[Top][All Lists]

[Date Prev][Date Next][Thread Prev][Thread Next][Date Index][Thread Index]

Re: GNUstep roadmap (was Re: [Suggestion] GNUstep-test for quality contr

From: Helge Hess
Subject: Re: GNUstep roadmap (was Re: [Suggestion] GNUstep-test for quality control)
Date: Thu, 23 Oct 2003 02:40:21 +0200

On Wednesday, October 22, 2003, at 08:06 AM, Philip Mötteli wrote:
I dare adding my 2c… For me, Gnustep are first of all the libraries. Not a filemanager, nor a desktop, nor a system, nor development tools (apart of the libraries, obviously). So I personally regret a lot, that so much effort is spent in things, that are not especially unique, but are already implemented, maintained and evolved by so many others. I mean something like GDL2 is unique and just "insanely great", isn't it?

Well, I know I'm going to get killed, but no, it isn't. I really spend at least about 5 years with working around GDL, thinking about OO database technologies etc. In about the last two years I would say I have come to the conclusion that if you want RDBMS, use RDBMS, if you want an OO database, use one. GDL (or EOF) is impressive for demonstrations purposes. You can rapidly constructs very nice apps since you don't have to think about the storage. But as soon as you have actual data in the database, the whole idea behind EOF collapses and you start working "around" EOF to get the work done. EOF just doesn't scale and for the simplistic problems it solves, you are better of using simple OO database - like ZODB.

So JDBC sucks, but DBKit (if anybody still knows *that* ;-), was pretty near at the thing which makes sense is still as usable as possible.

BTW: similiar issues arise in the context of WebObjects.

But ProjectCenter compared to KDevelop is just way, way behind and unfortunately will probably never be even half the way of KDevelop.

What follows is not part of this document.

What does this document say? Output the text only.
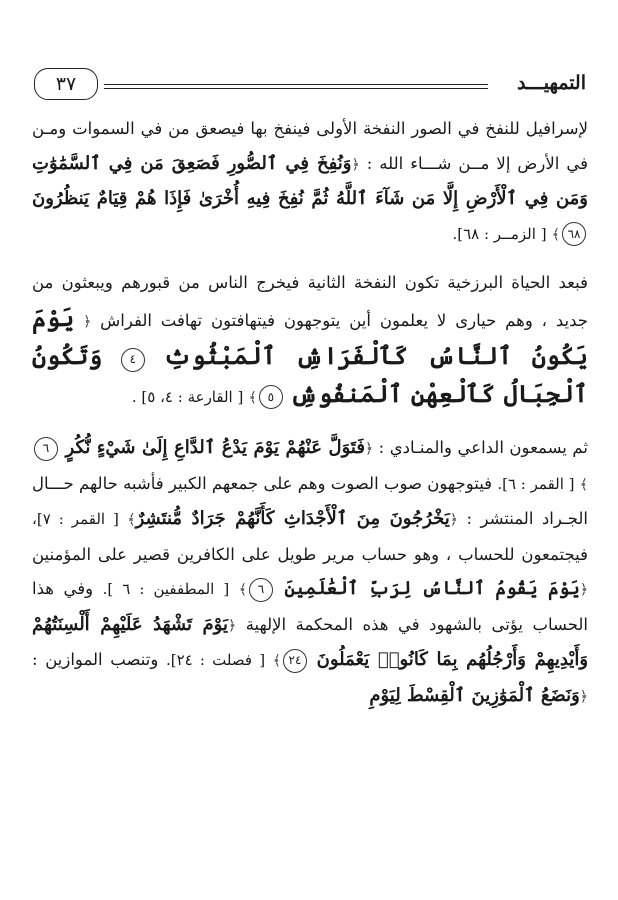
٣٧	التمهيـــد

لإسرافيل للنفخ في الصور النفخة الأولى فينفخ بها فيصعق من في السموات ومـن في الأرض إلا مــن شـــاء الله : ﴿وَنُفِخَ فِي ٱلصُّورِ فَصَعِقَ مَن فِي ٱلسَّمَٰوَٰتِ وَمَن فِي ٱلْأَرْضِ إِلَّا مَن شَآءَ ٱللَّهُ ثُمَّ نُفِخَ فِيهِ أُخْرَىٰ فَإِذَا هُمْ قِيَامٌ يَنظُرُونَ ٦٨﴾ [ الزمــر : ٦٨].

فبعد الحياة البرزخية تكون النفخة الثانية فيخرج الناس من قبورهم ويبعثون من جديد ، وهم حيارى لا يعلمون أين يتوجهون فيتهافتون تهافت الفراش ﴿ يَوْمَ يَكُونُ ٱلنَّاسُ كَٱلْفَرَاشِ ٱلْمَبْثُوثِ ٤ وَتَكُونُ ٱلْجِبَالُ كَٱلْعِهْنِ ٱلْمَنفُوشِ ٥﴾ [ القارعة : ٤، ٥] .

ثم يسمعون الداعي والمنـادي : ﴿فَتَوَلَّ عَنْهُمْ يَوْمَ يَدْعُ ٱلدَّاعِ إِلَىٰ شَيْءٍ نُّكُرٍ ٦﴾ [ القمر : ٦]. فيتوجهون صوب الصوت وهم على جمعهم الكبير فأشبه حالهم حـــال الجـراد المنتشر : ﴿يَخْرُجُونَ مِنَ ٱلْأَجْدَاثِ كَأَنَّهُمْ جَرَادٌ مُّنتَشِرٌ﴾ [ القمر : ٧]، فيجتمعون للحساب ، وهو حساب مرير طويل على الكافرين قصير على المؤمنين ﴿يَوْمَ يَقُومُ ٱلنَّاسُ لِرَبِّ ٱلْعَٰلَمِينَ ٦﴾ [ المطففين : ٦ ]. وفي هذا الحساب يؤتى بالشهود في هذه المحكمة الإلهية ﴿يَوْمَ تَشْهَدُ عَلَيْهِمْ أَلْسِنَتُهُمْ وَأَيْدِيهِمْ وَأَرْجُلُهُم بِمَا كَانُوا۟ يَعْمَلُونَ ٢٤﴾ [ فصلت : ٢٤]. وتنصب الموازين : ﴿وَنَضَعُ ٱلْمَوَٰزِينَ ٱلْقِسْطَ لِيَوْمِ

Well, IMHO the same is true in the library area. OpenStep/Cocoa was unique 10 years ago, it is still very much up to date, but it isn't anymore significantly better than other solutions. That is also due to new technologies, eg scripting, which make stuff which was previously hard easy.

So in my eyes, the most important things would be:
1. Complete the already offered libraries. Especially in GDL2, where a lot is missing.

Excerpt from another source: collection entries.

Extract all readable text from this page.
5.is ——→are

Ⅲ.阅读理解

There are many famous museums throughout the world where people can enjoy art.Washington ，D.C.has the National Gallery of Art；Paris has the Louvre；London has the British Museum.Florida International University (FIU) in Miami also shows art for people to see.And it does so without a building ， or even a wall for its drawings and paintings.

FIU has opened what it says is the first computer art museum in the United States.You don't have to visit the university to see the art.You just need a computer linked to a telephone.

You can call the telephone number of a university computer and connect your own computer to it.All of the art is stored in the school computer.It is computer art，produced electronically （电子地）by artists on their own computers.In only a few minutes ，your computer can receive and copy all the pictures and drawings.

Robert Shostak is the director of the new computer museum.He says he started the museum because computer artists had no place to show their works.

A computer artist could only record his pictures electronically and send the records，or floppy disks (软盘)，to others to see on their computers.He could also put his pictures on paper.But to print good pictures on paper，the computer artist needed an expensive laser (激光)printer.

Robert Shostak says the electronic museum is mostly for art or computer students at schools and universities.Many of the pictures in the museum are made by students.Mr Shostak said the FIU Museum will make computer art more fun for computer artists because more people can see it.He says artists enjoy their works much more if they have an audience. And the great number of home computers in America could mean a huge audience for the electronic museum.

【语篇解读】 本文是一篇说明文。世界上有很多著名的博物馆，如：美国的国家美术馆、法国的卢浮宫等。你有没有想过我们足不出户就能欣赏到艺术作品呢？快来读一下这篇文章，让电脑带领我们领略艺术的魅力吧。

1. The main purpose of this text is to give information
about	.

Well, GDL alone is useless, you need some application around which either has to be:
a) pure Web or middleware, aka gstep-web or NGObjWeb
b) AppKit, which more or less implies the AppKit desktop as well
c) some other, eg GToolKit
You need at least one of those options.

2. Debug them.
3. Improve the Windows port! (This is the second unique part of GS: Cross platform)

Makes the above points even harder and isn't really important in practice. Windows users use Windows software/technology (say ADO.NET, C#, ...). Hugh.

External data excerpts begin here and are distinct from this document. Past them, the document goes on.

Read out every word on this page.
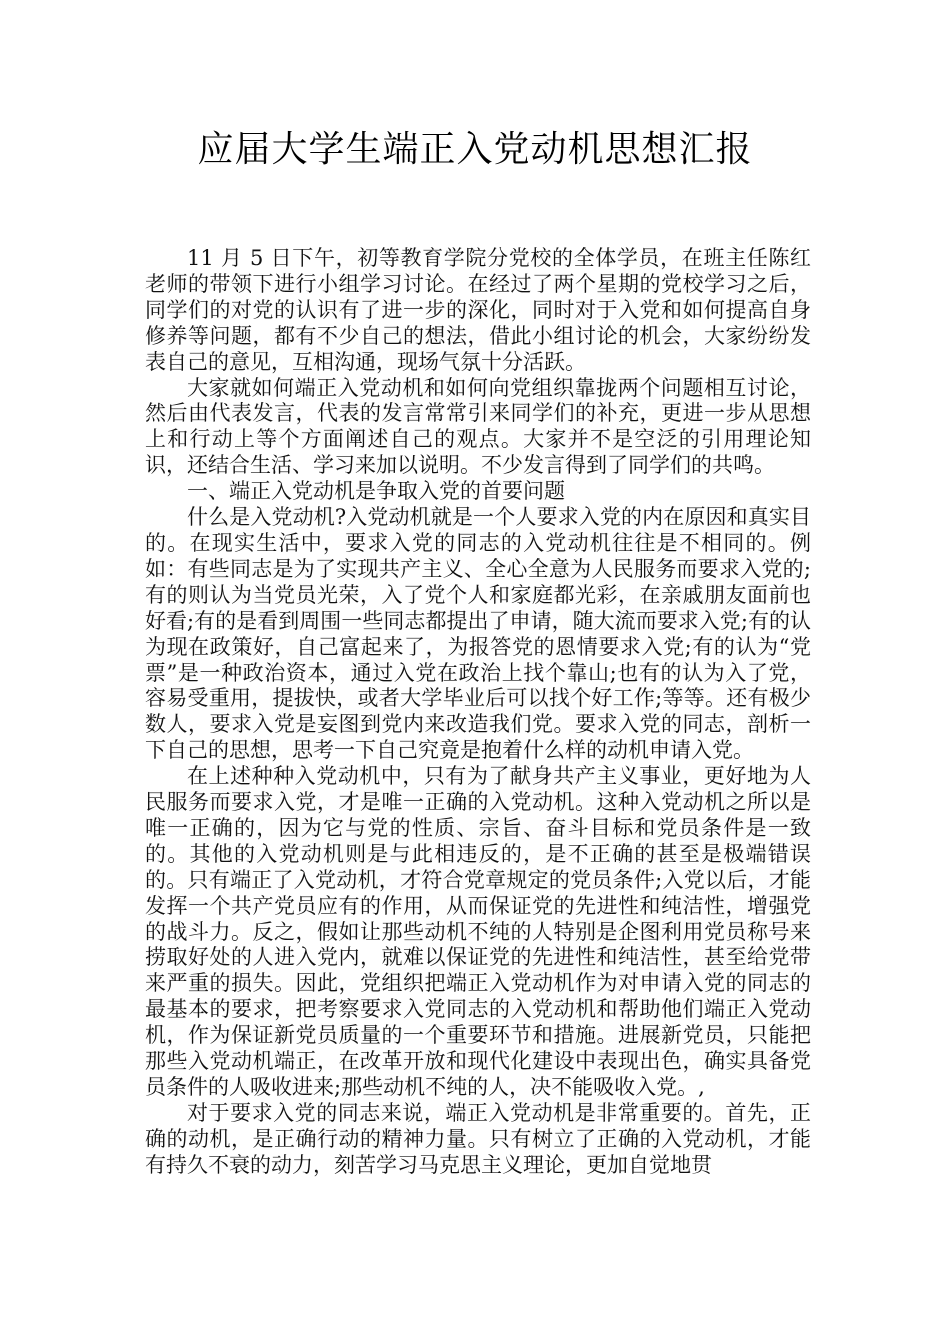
应届大学生端正入党动机思想汇报

11 月 5 日下午，初等教育学院分党校的全体学员，在班主任陈红老师的带领下进行小组学习讨论。在经过了两个星期的党校学习之后，同学们的对党的认识有了进一步的深化，同时对于入党和如何提高自身修养等问题，都有不少自己的想法，借此小组讨论的机会，大家纷纷发表自己的意见，互相沟通，现场气氛十分活跃。

大家就如何端正入党动机和如何向党组织靠拢两个问题相互讨论，然后由代表发言，代表的发言常常引来同学们的补充，更进一步从思想上和行动上等个方面阐述自己的观点。大家并不是空泛的引用理论知识，还结合生活、学习来加以说明。不少发言得到了同学们的共鸣。

一、端正入党动机是争取入党的首要问题

什么是入党动机?入党动机就是一个人要求入党的内在原因和真实目的。在现实生活中，要求入党的同志的入党动机往往是不相同的。例如：有些同志是为了实现共产主义、全心全意为人民服务而要求入党的;有的则认为当党员光荣，入了党个人和家庭都光彩，在亲戚朋友面前也好看;有的是看到周围一些同志都提出了申请，随大流而要求入党;有的认为现在政策好，自己富起来了，为报答党的恩情要求入党;有的认为“党票”是一种政治资本，通过入党在政治上找个靠山;也有的认为入了党，容易受重用，提拔快，或者大学毕业后可以找个好工作;等等。还有极少数人，要求入党是妄图到党内来改造我们党。要求入党的同志，剖析一下自己的思想，思考一下自己究竟是抱着什么样的动机申请入党。

在上述种种入党动机中，只有为了献身共产主义事业，更好地为人民服务而要求入党，才是唯一正确的入党动机。这种入党动机之所以是唯一正确的，因为它与党的性质、宗旨、奋斗目标和党员条件是一致的。其他的入党动机则是与此相违反的，是不正确的甚至是极端错误的。只有端正了入党动机，才符合党章规定的党员条件;入党以后，才能发挥一个共产党员应有的作用，从而保证党的先进性和纯洁性，增强党的战斗力。反之，假如让那些动机不纯的人特别是企图利用党员称号来捞取好处的人进入党内，就难以保证党的先进性和纯洁性，甚至给党带来严重的损失。因此，党组织把端正入党动机作为对申请入党的同志的最基本的要求，把考察要求入党同志的入党动机和帮助他们端正入党动机，作为保证新党员质量的一个重要环节和措施。进展新党员，只能把那些入党动机端正，在改革开放和现代化建设中表现出色，确实具备党员条件的人吸收进来;那些动机不纯的人，决不能吸收入党。,

对于要求入党的同志来说，端正入党动机是非常重要的。首先，正确的动机，是正确行动的精神力量。只有树立了正确的入党动机，才能有持久不衰的动力，刻苦学习马克思主义理论，更加自觉地贯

4. Implement some plug-ins or other ways to make KDevelop or any other well maintained development tool, compatibel with Gnustep.

Yup, would be cool.

5. Dito for a desktop environment. Preferably KDE.

Well, I would prefer GNOME. But this sounds like option c), GToolkit. But I already know that this will definitely be no point the GNUstep community can agree on ;-)

Or to attack the same problem from another point of view: Why might somebody move to GS?

Well, the only real "customer" I can see are MacOSX developers which need to do work on Linux/(BSD ;-). But even those are not interested in ObjC WebObjecs/EOF anymore! (it's Java now, you know ;-)

I don't think many people do that because of a filemanager or a desktop.

I would do if GNUstep would be a complete desktop. But I do not believe in that the GNUstep community can reach that goal in the next ten years - no offense intended.

Now of course, why I just don't do it myself? I would love to do it, but how do I survive? I'm doing a PhD without a boursery or any savings – and I just can't find a job in the GS world.

There are no GS jobs because GS provides no "solution". And you won't find someone who jumps in "sponsoring" yet-another Linux desktop project when we have two, pretty good (though not perfect!), ones, available.

Reich wird man nicht durch das, was man verdient.
Reich wird man durch das,               was man nicht ausgibt.